At issue are FCC rules that were meant to spark local phone competition by allowing upstarts to provide service by leasing, at deep discounts, equipment "unbundled" from the Baby Bell networks. Equipment includes last-mile "loops" to the home or central office switches.

That competition strategy was alternately praised and damned by comments from groups as varied as the upstart competitive local exchange carriers, or CLECS, the Bells, equipment manufacturers, consumer groups, high-tech companies and others.

The rules have "had devastating, if unintended consequences," wrote SBC Communications, the nation's second largest local telephone company.
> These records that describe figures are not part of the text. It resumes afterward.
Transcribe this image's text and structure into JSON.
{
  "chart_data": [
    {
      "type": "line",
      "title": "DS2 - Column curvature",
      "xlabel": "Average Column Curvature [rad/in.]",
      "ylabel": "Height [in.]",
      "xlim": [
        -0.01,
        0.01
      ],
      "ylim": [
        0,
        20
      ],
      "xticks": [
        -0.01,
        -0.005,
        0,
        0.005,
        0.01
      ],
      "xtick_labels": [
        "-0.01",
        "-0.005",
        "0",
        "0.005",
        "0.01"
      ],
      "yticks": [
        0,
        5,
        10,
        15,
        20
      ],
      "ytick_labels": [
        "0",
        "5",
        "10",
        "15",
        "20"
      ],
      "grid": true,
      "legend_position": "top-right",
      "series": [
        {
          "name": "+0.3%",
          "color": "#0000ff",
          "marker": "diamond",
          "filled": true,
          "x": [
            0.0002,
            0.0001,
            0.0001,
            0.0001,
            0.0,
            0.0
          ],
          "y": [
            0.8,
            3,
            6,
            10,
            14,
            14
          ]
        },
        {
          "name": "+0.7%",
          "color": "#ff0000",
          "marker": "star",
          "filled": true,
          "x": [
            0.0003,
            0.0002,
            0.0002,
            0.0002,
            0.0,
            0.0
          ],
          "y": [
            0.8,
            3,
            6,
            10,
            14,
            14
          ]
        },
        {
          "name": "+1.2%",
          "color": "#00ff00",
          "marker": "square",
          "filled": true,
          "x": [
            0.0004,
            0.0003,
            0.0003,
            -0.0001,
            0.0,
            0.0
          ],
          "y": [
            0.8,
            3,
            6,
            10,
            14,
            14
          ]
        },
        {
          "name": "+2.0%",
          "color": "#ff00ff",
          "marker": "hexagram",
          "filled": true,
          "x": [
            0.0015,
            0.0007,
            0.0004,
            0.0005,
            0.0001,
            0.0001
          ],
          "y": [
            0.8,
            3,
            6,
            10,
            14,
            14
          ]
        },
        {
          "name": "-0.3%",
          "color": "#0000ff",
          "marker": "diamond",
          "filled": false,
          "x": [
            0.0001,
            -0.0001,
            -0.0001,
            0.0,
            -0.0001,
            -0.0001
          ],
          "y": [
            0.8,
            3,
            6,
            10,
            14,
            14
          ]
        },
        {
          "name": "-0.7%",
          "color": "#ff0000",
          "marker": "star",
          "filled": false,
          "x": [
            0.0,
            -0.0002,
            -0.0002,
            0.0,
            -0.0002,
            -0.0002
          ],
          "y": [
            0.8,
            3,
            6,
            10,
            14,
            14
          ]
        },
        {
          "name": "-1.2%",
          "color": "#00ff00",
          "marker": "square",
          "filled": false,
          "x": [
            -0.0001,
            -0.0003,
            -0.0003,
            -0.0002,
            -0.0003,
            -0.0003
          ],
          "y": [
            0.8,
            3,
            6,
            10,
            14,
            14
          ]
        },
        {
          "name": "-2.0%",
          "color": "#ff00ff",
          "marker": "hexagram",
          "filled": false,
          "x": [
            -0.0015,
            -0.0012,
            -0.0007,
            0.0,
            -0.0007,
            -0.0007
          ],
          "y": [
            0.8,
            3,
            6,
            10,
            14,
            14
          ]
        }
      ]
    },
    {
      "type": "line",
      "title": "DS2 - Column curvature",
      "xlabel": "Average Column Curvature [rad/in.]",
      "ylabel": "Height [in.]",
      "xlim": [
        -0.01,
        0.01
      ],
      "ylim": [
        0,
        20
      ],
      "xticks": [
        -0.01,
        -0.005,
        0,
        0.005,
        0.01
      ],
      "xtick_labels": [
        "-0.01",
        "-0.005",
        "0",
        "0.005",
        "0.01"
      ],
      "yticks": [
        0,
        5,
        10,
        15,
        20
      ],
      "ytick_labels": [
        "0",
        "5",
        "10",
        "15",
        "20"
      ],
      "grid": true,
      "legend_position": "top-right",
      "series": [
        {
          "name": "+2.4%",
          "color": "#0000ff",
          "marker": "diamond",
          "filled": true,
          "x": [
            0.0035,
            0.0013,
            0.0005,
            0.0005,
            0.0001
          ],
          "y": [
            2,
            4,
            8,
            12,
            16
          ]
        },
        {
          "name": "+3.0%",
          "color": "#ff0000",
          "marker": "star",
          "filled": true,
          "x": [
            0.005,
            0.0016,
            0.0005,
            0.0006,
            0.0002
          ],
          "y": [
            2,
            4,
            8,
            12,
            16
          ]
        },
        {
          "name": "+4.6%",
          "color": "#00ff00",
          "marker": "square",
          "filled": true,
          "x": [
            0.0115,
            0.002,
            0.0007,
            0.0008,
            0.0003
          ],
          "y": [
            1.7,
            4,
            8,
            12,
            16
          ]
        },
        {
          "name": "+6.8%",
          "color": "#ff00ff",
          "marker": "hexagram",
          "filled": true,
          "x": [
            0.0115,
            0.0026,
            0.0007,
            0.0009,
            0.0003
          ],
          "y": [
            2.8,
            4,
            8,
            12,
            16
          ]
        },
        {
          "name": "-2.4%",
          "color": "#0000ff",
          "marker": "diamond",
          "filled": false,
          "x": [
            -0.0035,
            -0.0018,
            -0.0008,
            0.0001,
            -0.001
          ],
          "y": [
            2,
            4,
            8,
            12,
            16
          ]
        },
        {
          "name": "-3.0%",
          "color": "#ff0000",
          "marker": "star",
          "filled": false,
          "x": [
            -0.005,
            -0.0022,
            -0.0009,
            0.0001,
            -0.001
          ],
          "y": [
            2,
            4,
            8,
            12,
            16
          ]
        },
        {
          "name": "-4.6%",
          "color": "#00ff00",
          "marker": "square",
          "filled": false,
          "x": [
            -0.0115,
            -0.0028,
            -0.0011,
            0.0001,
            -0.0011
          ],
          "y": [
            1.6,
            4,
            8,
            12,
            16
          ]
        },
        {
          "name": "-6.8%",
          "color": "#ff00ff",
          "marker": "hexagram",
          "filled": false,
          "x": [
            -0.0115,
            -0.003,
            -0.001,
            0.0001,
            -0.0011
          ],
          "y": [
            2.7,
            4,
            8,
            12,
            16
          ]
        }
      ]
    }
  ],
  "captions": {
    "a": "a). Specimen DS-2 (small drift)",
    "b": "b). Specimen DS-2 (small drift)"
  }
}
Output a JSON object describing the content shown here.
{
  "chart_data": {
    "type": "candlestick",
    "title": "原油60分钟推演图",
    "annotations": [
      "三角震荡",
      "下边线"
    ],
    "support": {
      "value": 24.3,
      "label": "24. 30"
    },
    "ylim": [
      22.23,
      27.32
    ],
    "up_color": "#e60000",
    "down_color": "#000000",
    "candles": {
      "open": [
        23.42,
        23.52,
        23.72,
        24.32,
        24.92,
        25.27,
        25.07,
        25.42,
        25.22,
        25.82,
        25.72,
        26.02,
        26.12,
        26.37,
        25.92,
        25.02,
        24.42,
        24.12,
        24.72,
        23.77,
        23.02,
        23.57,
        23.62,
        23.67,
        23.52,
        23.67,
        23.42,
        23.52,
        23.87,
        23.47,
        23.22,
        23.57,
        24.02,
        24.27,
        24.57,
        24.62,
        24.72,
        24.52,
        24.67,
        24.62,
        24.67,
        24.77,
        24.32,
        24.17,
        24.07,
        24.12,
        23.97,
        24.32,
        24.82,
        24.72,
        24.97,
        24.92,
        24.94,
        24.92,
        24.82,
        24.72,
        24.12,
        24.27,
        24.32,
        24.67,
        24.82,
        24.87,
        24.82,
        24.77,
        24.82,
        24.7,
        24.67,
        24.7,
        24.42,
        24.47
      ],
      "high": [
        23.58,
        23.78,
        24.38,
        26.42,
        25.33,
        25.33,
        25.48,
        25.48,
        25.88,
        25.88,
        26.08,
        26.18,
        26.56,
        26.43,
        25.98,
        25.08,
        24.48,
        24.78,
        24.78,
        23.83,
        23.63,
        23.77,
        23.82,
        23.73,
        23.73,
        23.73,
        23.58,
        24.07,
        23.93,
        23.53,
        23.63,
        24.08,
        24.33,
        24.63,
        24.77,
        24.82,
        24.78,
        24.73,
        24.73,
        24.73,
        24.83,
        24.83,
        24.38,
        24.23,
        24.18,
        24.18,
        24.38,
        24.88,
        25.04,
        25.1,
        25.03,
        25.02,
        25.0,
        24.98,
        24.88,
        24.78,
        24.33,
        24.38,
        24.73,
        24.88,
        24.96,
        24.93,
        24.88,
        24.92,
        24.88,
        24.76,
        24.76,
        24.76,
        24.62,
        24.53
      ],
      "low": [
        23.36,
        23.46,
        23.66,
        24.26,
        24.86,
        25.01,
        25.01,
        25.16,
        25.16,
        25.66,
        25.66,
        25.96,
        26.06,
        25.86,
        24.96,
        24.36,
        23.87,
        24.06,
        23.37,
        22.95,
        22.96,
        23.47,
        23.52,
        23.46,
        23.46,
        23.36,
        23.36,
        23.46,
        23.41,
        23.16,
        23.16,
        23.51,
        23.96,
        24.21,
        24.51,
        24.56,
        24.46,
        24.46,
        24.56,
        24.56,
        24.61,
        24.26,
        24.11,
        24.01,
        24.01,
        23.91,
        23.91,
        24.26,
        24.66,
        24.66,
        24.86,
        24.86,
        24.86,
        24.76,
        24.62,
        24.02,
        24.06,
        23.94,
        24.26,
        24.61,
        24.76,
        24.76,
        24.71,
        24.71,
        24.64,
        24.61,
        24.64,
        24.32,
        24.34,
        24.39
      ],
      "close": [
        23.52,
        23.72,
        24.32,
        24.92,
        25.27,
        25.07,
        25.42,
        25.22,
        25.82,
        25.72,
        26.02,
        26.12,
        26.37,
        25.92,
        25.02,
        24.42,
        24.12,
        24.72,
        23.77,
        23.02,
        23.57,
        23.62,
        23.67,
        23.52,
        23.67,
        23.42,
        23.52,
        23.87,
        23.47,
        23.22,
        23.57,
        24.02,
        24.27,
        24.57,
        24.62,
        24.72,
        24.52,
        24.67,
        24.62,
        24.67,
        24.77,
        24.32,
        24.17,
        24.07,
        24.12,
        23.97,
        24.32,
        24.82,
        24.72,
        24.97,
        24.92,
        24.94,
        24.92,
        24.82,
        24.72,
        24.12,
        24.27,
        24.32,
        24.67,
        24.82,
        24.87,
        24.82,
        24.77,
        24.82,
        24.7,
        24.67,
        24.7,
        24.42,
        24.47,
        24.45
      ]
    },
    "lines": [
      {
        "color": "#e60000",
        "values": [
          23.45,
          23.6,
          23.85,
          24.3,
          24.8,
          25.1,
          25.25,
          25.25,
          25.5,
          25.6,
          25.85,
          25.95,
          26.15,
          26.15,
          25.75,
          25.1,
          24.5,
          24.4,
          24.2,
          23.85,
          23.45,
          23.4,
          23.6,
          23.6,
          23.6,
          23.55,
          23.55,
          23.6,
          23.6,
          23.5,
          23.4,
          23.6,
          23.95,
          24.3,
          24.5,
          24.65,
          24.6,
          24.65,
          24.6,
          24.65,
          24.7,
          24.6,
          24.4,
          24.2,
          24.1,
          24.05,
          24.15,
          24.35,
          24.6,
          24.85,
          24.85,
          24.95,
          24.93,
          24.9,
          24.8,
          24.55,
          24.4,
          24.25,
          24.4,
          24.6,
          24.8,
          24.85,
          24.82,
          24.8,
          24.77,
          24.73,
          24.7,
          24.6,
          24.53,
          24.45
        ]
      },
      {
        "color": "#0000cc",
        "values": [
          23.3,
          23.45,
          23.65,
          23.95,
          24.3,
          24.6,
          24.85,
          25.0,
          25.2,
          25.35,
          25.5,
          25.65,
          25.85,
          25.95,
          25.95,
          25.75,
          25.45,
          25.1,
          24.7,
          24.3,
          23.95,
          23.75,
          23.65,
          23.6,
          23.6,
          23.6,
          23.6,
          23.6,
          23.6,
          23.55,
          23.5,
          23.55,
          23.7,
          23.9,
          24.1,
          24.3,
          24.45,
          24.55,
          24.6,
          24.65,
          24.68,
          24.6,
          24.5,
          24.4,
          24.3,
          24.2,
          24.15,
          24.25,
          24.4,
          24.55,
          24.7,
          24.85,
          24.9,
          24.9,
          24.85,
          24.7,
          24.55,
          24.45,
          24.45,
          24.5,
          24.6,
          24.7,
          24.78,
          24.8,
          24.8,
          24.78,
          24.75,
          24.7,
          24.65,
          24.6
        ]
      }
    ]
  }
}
They give "the appearance of competition," but the competitors "rely entirely on a cherry-picking strategy intended to serve only the most profitable customers."

Drawing the opposite conclusion was an association called the Competitive Telecommunications Association, or CompTel, representing CLECs. The FCC "can re-energize local telecommunications competition by readopting and expanding the list of unbundled network elements, or it can help the nation regress towards a system of monopoly local fiefdoms controlled by the Bell companies," the group wrote.

But the fact that the FCC itself is questioning its rules "already has caused significant harm to competitive conditions in local telecommunications markets," CompTel said.

Thinktanks, such as the free-market oriented Progress & Freedom Foundation, took aim at "overzealous unbundling and pricing regulations" that "cause phone companies and their competitors to invest less in the broadband network, helping cause the current telecom mess."

A coalition of consumer groups cautioned that any effort by the FCC to ease its competition rules "would deal a death blow to local phone competition." The FCC is "hitting the competitive communications sector while it's down" by mounting a proceeding that seems geared toward deregulation, wrote Mark Cooper of the Consumer Federation of America.

The FCC initiated its proceeding last December with the aim of creating a "more targeted approach" to deciding what network elements are available to competitors. FCC Chairman Michael Powell has voiced support for the idea that competition between carriers using separate facilities, rather than leasing the same network, is the ideal long-term goal.

The proceeding is considered critical for CLECs, many of which owe their existence to the rules. The agency isn't expected to complete its review for months.